Because the returns are low, the expense ratio is crucial in calculating your profits from a money market fund.

‘The expense ratio is a tiny proportion of the fund’s total assets levied by the fund house for fund management services.’

To optimise your profits, you should seek for funds with a lower expense ratio.

  • Invest according to your Investment Plan

Money market funds are often suggested to investors with a time horizon of 90-365 days. A significant investment in MMF is not ideal for a long-term investor establishing a retirement fund. These funds provide income that is just slightly higher than the rate of inflation on average, which is insufficient to establish a substantial nest egg. Rather, these schemes might assist you in diversifying your portfolio and investing excess funds while maintaining liquidity.

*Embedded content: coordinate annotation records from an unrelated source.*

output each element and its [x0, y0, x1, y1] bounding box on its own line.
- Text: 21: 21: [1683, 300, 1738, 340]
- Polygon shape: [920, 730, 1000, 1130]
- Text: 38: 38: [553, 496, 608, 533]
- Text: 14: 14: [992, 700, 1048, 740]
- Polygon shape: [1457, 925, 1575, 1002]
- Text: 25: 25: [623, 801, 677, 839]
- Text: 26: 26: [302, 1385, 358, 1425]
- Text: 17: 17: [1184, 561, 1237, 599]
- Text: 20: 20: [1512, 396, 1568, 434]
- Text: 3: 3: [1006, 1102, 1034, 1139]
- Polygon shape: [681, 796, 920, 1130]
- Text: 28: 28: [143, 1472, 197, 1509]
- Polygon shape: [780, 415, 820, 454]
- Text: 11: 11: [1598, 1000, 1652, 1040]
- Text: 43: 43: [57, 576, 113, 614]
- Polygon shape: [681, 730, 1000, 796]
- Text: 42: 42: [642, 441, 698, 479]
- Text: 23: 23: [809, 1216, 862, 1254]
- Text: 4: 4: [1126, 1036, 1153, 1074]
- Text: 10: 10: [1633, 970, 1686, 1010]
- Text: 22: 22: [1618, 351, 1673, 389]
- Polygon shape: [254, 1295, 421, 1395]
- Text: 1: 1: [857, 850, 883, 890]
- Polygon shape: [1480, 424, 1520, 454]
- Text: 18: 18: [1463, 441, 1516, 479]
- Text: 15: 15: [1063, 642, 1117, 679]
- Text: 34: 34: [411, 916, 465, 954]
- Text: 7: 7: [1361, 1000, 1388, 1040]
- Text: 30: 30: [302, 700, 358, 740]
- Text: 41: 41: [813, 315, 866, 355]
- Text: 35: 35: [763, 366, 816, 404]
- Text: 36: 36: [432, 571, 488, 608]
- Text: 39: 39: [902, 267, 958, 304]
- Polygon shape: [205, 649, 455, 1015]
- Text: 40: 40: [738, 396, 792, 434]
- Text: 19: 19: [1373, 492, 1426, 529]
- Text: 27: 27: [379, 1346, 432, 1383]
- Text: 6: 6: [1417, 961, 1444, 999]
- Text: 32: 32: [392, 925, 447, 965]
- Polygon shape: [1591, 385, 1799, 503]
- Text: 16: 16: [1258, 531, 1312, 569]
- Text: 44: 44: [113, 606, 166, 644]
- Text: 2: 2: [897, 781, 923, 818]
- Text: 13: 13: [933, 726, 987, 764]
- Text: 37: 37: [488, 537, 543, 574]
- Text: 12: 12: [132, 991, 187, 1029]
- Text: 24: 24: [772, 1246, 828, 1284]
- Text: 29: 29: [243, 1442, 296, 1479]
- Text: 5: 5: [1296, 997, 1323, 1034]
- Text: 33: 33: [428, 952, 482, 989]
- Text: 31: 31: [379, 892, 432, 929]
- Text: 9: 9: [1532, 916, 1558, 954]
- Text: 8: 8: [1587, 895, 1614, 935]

Make certain that you invest in accordance with your investing strategy.

  • Tax on Gains

Investing in debt funds generates taxable capital gains. The tax rate is determined by the holding period, or how long you were invested in the fund. When you invest for less than 3 years, you earn a short-term capital gain (STCG).

Long-term capital gains (LTCG) are earned when you hold an investment for more than 3 years. STCG from money market fund is added to your income and taxed according to your tax bracket. After indexation, LTCG from money market fund is taxed at a flat rate of 20%.

Conclusion


Whether you want to utilise money market fund as an investing vehicle or as a temporary holding account while you wait for the proper security to buy, make sure you understand a fund’s features, investment strategy, and how its fees compare to similar vehicles. Money market funds are frequently compared to cash. They aren’t. There’s no such thing as a risk-free investment, and you wouldn’t want it to be.